Mit viel Liebe zum Detail haben Tannert und Nacke die Fakten - die Tatorte, die Ermittlungsarbeit der Polizei und den Prozess gegen den Mittagsmörder - rekonstruiert. Aber spätestens wenn der Mittagsmörder geschnappt wird, merkt der Leser, dass er zwar den Spuren des Mittagsmörders folgt, aber doch eigentlich in der Lebensrückschau eines alten Mannes gelandet ist.
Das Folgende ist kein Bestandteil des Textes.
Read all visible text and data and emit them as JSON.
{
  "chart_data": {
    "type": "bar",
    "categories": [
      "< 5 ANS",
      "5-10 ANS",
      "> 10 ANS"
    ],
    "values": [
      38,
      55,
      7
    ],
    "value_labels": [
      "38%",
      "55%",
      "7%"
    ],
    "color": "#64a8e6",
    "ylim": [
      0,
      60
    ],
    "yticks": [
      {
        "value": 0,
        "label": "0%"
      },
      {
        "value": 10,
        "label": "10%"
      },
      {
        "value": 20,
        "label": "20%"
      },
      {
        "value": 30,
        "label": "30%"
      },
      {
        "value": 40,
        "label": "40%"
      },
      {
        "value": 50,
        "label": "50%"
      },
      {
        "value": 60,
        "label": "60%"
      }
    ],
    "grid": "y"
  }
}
"Als wir ankamen, war die Schießerei natürlich schon längst vorbei. Ich hab die Blutlache am Eingang gesehen, dort wo der Hausmeister tot zusammengebrochen war. Und dann kurz vor dem Ausgang hab ich sie gesehen, hab ich dich gesehen, Christine."

Der pensionierte Journalist Hirschmann in 'Der Mittagsmörder' von Petra Nacke und Elmar Tannert

Info und Bewertung

Wertung: 3 Frankenrechen von 5 | Bild: BR

Petra Nacke/Elmar Tannert: Der Mittagsmörder, Cadolzburg 2012, ars vivendi verlag, 272 Seiten, 17,90 Euro, ISBN 978-86913-109-2

Und Journalist Hirschmann verliebt sich in diese Christine, seine spätere Frau. Sie gehören beide zu einer Generation, die den Krieg als Kind erlebt hat und zwischen Kriegstraumatisierten und Nazi-Verdrängern aufwächst. "Die 60er-Jahre haben sich über die Recherche an diesem Buch vollkommen neu erschlossen", sagt Nacke. "Wir haben sehr viel begriffen aus unserer eigenen Kindheit und Jugend - also was unsere Elternund Großeltern von uns unterscheidet oder was von denen in uns noch vorhanden ist."

Aufarbeitung im Prozess

Auf den Mittagsmörder trifft der Journalist Hirschmann dann beim Prozess. Auf der Anklagebank sitzt ein junger Mann etwa im gleichen Alter. Sogar in der gleichen Gegend ist er aufgewachsen, in Hersbruck. Kühl und unsicher wirkt der Angeklagte vor Gericht.

"Komisch, da fällt mir gerade eine Aussage von ihm ein - hat er die später vor Gericht gemacht? Solange man nicht erwischt wird, ist es ja so, als ob man es nicht wirklich gewesen ist."

Der pensionierte Journalist Hirschmann in 'Der Mittagsmörder' von Petra Nacke und Elmar Tannert

Der "Mittagsmörder" flieht bei einem Ortstermin vor einer aufgebrachten Menschenmenge zum Polizeiauto.

Auch der echte Mittagsmörder zeigte wenig Reue und Mitleid für seine Opfer. Und wie in der Realität stürzen sich auch im Roman die Medien auf so einen kaltschnäuzigen Mörder und bringen immer neue Enthüllungen über das Umfeld des Mittagsmörders. Und natürlich gehört auch Hirschmann zu dieser Maschinerie und schreibt fleißig mit. "Wir haben die Schuldfrage nicht gestellt", sagt Nacke. "Wir wollten versuchen, aus Sicht eines Journalisten diese Zeit aufzurollen, diesen Fall aufzurollen und uns zu fragen, wie eigentlich die Rolle der Medien in so einem Fall ist."

Petra Nacke und Elmar Tannert ist ein interessantes Buch über die 60er-Jahre aus Sicht der jungen Kriegsgeneration gelungen. Wer allerdings meint, einen spannenden Krimi hinter der Verpackung "Mittagsmörder" zu bekommen, ist auf dem Holzweg und wird das Buch auch schnell wieder weglegen.